Fueling thought: Management of glycolysis and oxidative phosphorylation in neuronal metabolism

Abstract

The brain's energy demands are remarkable both in their intensity and in their moment-to-moment dynamic range. This perspective considers the evidence for Warburg-like aerobic glycolysis during the transient metabolic response of the brain to acute activation, and it particularly addresses the cellular mechanisms that underlie this metabolic response. The temporary uncoupling between glycolysis and oxidative phosphorylation led to the proposal of an astrocyte-to-neuron lactate shuttle whereby during stimulation, lactate produced by increased glycolysis in astrocytes is taken up by neurons as their primary energy source. However, direct evidence for this idea is lacking, and evidence rather supports that neurons have the capacity to increase their own glycolysis in response to stimulation; furthermore, neurons may export rather than import lactate in response to stimulation. The possible cellular mechanisms for invoking metabolic resupply of energy in neurons are also discussed, in particular the roles of feedback signaling via adenosine diphosphate and feedforward signaling by calcium ions.

Figure 1.

Expression of ample levels of glycolytic (and related) enzymes in both astrocytes and neurons of the central nervous system. Left: Transcriptional expression (from quantitative RNA sequencing) of the glycolytic enzymes and the cytosolic dehydrogenases associated with the NADH shuttles. Data from Zhang et al. (2014) use acutely purified neurons and astrocytes from mouse brain; data from Zeisel et al. (2015) tell a qualitatively similar story. Right: Proteomics data (Sharma et al., 2015) from cultured neurons and astrocytes confirm the general pattern from the transcriptomics data. The data plotted are for cultured astrocytes and for cultured neurons at day-in-vitro 15. Common names are given at the left, and gene names are shown between the two graphs. The largest proportional deficit in glycolysis is a ∼3.6-fold lower total aldolase in neurons versus astrocytes. Note that in neurons, the expression level differences for LDH isoforms and for MCT isoforms are actually quite small using either measure of expression.
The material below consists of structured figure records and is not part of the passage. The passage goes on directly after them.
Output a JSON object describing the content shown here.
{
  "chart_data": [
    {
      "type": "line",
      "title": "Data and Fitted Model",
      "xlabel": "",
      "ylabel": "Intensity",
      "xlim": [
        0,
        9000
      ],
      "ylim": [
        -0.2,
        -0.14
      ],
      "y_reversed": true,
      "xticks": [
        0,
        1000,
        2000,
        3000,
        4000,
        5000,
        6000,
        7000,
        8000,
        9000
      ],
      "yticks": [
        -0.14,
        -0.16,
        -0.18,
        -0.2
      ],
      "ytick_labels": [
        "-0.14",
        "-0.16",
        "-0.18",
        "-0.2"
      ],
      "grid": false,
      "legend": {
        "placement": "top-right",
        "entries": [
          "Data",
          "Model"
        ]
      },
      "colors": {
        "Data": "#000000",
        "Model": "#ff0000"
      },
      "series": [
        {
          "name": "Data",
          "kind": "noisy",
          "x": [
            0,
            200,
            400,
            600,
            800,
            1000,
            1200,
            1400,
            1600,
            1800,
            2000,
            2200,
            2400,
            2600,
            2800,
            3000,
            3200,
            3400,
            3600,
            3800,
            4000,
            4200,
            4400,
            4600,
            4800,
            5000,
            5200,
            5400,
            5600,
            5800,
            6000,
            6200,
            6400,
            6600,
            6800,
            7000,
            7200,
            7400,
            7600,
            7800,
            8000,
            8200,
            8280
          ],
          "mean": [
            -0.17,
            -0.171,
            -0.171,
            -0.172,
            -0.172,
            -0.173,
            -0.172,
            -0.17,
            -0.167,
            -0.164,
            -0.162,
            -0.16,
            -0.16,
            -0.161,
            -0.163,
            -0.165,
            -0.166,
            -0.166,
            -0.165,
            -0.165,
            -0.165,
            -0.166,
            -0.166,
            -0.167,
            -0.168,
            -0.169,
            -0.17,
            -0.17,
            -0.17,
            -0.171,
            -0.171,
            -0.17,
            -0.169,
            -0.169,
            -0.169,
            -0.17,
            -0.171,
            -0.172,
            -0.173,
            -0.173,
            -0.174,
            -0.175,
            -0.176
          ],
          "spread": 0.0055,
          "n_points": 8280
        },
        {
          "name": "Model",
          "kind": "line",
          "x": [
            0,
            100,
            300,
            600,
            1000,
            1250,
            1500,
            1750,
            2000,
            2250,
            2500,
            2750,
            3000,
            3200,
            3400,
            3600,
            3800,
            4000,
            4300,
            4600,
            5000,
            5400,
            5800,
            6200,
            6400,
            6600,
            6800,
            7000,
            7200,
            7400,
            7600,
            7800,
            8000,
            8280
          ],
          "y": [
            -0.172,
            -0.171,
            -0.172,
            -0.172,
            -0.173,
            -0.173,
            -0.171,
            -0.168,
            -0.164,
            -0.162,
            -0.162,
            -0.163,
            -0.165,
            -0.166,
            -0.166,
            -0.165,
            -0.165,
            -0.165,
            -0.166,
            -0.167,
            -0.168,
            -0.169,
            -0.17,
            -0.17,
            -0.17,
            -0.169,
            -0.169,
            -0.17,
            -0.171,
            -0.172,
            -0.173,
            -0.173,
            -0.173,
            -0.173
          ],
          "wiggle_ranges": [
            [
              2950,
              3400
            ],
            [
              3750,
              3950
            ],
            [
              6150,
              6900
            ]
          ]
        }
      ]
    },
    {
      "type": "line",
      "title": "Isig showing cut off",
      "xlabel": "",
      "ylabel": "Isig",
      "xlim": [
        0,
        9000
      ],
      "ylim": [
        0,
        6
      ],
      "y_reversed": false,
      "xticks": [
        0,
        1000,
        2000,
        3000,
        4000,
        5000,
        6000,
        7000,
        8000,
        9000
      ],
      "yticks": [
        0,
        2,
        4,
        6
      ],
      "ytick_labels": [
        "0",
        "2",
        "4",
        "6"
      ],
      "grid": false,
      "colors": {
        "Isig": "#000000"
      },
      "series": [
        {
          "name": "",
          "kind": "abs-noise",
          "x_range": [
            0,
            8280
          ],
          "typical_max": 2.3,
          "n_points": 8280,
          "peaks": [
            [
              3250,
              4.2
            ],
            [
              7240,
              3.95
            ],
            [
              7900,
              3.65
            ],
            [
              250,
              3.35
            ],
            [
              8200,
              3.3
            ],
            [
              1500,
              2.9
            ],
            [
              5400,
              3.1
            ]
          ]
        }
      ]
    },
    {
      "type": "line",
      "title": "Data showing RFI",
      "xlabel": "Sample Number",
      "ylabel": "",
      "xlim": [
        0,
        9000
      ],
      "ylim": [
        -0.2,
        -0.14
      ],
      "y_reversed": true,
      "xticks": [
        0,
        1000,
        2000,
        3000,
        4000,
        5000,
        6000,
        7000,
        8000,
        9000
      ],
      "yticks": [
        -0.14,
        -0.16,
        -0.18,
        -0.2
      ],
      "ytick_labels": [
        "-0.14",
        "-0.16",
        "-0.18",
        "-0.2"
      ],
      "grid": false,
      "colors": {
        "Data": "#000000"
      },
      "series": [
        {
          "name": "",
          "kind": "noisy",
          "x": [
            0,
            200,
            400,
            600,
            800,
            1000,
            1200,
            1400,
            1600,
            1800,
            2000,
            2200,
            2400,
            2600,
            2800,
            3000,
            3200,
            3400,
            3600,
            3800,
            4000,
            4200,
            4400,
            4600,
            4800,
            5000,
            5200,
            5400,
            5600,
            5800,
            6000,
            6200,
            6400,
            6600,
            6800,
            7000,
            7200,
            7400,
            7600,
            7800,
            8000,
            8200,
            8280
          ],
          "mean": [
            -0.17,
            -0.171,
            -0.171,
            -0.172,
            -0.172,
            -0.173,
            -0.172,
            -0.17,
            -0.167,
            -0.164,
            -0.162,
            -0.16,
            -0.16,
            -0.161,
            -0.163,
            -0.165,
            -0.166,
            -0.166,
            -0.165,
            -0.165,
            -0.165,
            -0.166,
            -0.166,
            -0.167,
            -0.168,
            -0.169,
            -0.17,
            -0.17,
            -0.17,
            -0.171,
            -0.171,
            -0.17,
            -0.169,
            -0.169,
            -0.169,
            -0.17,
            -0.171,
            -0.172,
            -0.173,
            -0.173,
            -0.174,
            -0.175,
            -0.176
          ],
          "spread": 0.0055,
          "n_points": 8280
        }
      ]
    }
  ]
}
The expression level for the cytosolic malate dehydrogenase (MDH1) is substantially higher than for cytosolic glycerol-P-dehydrogenase (GPD1), consistent with the dominance of the MAS over the glycerol–phosphate shuttle. FPKM, fragments per kilobase million; IBAQ, integrity-based absolute quantitation.

Figure 2.

Relationships of some major bioenergetic pools in the neuronal cytosol and mitochondria and their regulation. (A) This schematic shows key bioenergetic processes as waterwheels or gears as well as their interaction with three major bioenergetic reservoirs: the membrane potential across the mitochondrial inner membrane (Δψ_m) and the related electrochemical gradient for protons across the mitochondrial inner membrane (Δμ_H); the mitochondrial NADH/NAD⁺ redox; and the cytosolic NADH/NAD⁺ redox. Both in the mitochondrion and cytosol, ADP and Ca²⁺ are the proximal signals for metabolic demand. As explained in the text, both ADP and Ca²⁺ entry into mitochondria contribute to mitochondrial depolarization; this allows the ETC to consume mitochondrial NADH and O₂ and to restore the mitochondrial Δμ_H. (B) The impact of neuronal stimulation on these pathways as measured experimentally by monitoring NAD(P)H autofluorescence is diagrammed. The consumption of mitochondrial NADH leads to the dip in mitochondrial NADH. The increase in mitochondrial [Ca²⁺] stimulates the TCA cycle and produces an overshoot in NADH production. In the cytosol, NADH/NAD⁺ redox is controlled by glycolysis (which increases NADH), the MAS, which decreases NADH, and the LDH reaction, which can run in either direction.